Amidst all the hectic energy in the hospital, I was able to find some alone time with this beautiful bundle of magical innocence. I put my finger down next to her hand and she grabbed it tightly in her tiny fist. I breathed a prayer, and silently watched her as I sent peaceful and loving thoughts and energy her way. Her laborious breathing competed with the beeping of the monitors. I only had a few minutes with her, so then and there I vowed to always watch out for her.
Her mommy was strong. She would not physically need my help raising her daughter. No, what I was offering was a gift of pure and honest (yet selfish) love. The love only that of a grandparent can offer. In my short and silent offering, I promised her cookies before dinner, piggy back rides, staying up late with me to watch princess movies, shopping for clothes that weren’t logical (bought purely for their cuteness factor), roller coaster rides, tea parties, pink painted toenails and long talks whenever they were wanted, wished for or required. I vowed to be her silent guardian – one of the many that will love her with all their might.
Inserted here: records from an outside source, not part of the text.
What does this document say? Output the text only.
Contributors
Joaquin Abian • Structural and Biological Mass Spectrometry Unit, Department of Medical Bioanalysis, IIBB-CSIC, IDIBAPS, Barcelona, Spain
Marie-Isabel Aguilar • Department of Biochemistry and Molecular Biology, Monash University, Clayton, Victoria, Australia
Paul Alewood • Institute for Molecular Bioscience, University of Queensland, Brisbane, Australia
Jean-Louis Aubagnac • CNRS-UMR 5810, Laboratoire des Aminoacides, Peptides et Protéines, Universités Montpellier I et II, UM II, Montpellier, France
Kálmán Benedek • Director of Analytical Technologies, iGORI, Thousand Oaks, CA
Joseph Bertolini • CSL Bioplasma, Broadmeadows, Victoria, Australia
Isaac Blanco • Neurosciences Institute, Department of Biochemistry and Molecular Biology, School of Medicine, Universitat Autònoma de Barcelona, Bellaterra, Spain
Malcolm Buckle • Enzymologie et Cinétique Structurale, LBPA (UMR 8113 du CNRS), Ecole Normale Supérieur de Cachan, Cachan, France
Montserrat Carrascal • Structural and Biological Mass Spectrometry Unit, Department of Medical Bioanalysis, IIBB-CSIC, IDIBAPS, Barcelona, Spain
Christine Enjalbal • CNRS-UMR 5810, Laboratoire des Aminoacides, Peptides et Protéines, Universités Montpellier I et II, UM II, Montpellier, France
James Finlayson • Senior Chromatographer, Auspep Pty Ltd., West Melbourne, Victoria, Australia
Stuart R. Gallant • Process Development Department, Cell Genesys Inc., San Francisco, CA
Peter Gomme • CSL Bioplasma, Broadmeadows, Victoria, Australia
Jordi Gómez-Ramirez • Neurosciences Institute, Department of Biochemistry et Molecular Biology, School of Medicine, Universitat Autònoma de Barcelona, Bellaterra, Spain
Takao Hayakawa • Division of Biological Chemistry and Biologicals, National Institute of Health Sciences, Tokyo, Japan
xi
I am not trying to compete. I am not trying to be the favorite. This little agreement is just between the two of us…nobody else has to know. The important thing is that I know – and someday so will she. It is quite simple really: it is the undying and indescribable love that comes from a grandparent. A person never really knows this feeling until that magical moment arrives. And it doesn’t matter how many grandchildren one has…they all will take your breath away and leave you feeling like you really did accomplish something wonderful during your time on this earth.
She’s only been on this earth a few short hours. I was only able to see her for a few short moments. But the short time was precious and it gave me a glimpse of the future moments and what a treasure they will be. Each and every moment with her will be a gift I look forward to.
Even though they are only “ours” for a short while, our own kids are leaving us with legacies that last a lifetime: the gift of their own children. And when we look in our grandchildren’s eyes and see our own babies, and the unconditional love that we had for them when they were born, it makes the circle of life even sweeter. And that certainly makes the 18 (or 24) years they were with us totally worthwhile.